We also had the Red Lantern Duck ($26), which was Liberty Farm duck breast roasted to medium rare and coated with wine-currant glaze and served with rutabagas and Brussel sprouts. I enjoyed this dish, but I always love duck. I thought the Bong Su preparation was nicely done, but Margaret thought it was more rare for her tastes. (She likes her duck the traditional Chinese way that’s roasted well done.)
We ordered a side dish of Kaffir Long Beans ($8) and steamed rice infused with coconut milk and vanilla ($2). The long beans were on the spicy side cooked in a traditional black bean sauce. We all marveled at the cute presentation of the rice wrapped in bamboo leaf and served in a woven basket. There was a slight hint of coconut, but we weren’t fans of the texture, which was more like rice pilaf than plump rice that holds well together (and would have made it easier to pick up with chopsticks).
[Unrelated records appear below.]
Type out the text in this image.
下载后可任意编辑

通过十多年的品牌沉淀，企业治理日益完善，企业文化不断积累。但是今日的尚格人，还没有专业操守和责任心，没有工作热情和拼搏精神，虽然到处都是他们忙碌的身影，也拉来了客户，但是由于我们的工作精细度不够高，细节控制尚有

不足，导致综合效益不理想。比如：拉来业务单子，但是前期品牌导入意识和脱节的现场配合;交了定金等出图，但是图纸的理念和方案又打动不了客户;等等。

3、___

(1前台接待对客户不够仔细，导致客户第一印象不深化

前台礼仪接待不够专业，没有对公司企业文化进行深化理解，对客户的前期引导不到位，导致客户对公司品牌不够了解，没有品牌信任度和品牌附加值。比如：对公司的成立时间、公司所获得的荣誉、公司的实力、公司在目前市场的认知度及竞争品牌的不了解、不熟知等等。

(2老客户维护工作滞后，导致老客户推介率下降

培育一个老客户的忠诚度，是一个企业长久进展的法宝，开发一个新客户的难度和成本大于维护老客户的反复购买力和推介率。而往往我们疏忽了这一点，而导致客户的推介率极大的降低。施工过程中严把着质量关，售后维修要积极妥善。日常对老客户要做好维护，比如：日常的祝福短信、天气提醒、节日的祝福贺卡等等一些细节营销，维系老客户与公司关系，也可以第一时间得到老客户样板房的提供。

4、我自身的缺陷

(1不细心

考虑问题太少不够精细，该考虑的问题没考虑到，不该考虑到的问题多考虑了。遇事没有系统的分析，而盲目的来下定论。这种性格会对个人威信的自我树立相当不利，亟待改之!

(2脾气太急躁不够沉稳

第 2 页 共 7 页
It seems like we had a lot for dinner, but we were able to squeeze in a plate of Bong Su’s beignets for dessert. Tonight it was made with a banana filling and served with black sesame ice cream (which looked kind of dark green) and two sauces: vanilla anglaise and chocolate. The beignets were light and fluffy but the banana filling weighed them down. It would have been better with a banana crème filling, which it was not. (It was more like banana fritters.) The ice cream was a bit icy and the chocolate sauce was unusually sour (and not like a bittersweet chocolate-kind of sour).
The service at Bong Su was extremely friendly and attentive. (The bus boys pretty much refilled my water glass after every sip I took.) And the room is beautifully done and made everyone dining there seem like they were all in the beautiful crowd. But the food, while prepared with precision and an attention to details, seem to waffle between traditional Asian flavors and the sweet-sour Asian tastes created to cater to an American palate. I preferred the dishes—like the cod in claypot—that were sophisticated but highlighted authentic Vietnamese flavors than the Asian-infused dishes that bordered on sugary. Bong Su can guarantee you an elegant environment with upscale dishes, but it lacks that extra oomph to truly be considered a gem.
Single guy rating: 3.5 stars (eat like the beautiful people)
Explanation of the single guy's rating system:
1 star = perfect for college students
2 stars = perfect for new diners
3 stars = perfect for foodies
4 stars = perfect for expense accounts
5 stars = perfect for any guy's dream dinner
BTW, thanks to Margaret and Norma for a fun night out. Hopefully I’ll see you when I’m in Honolulu in May!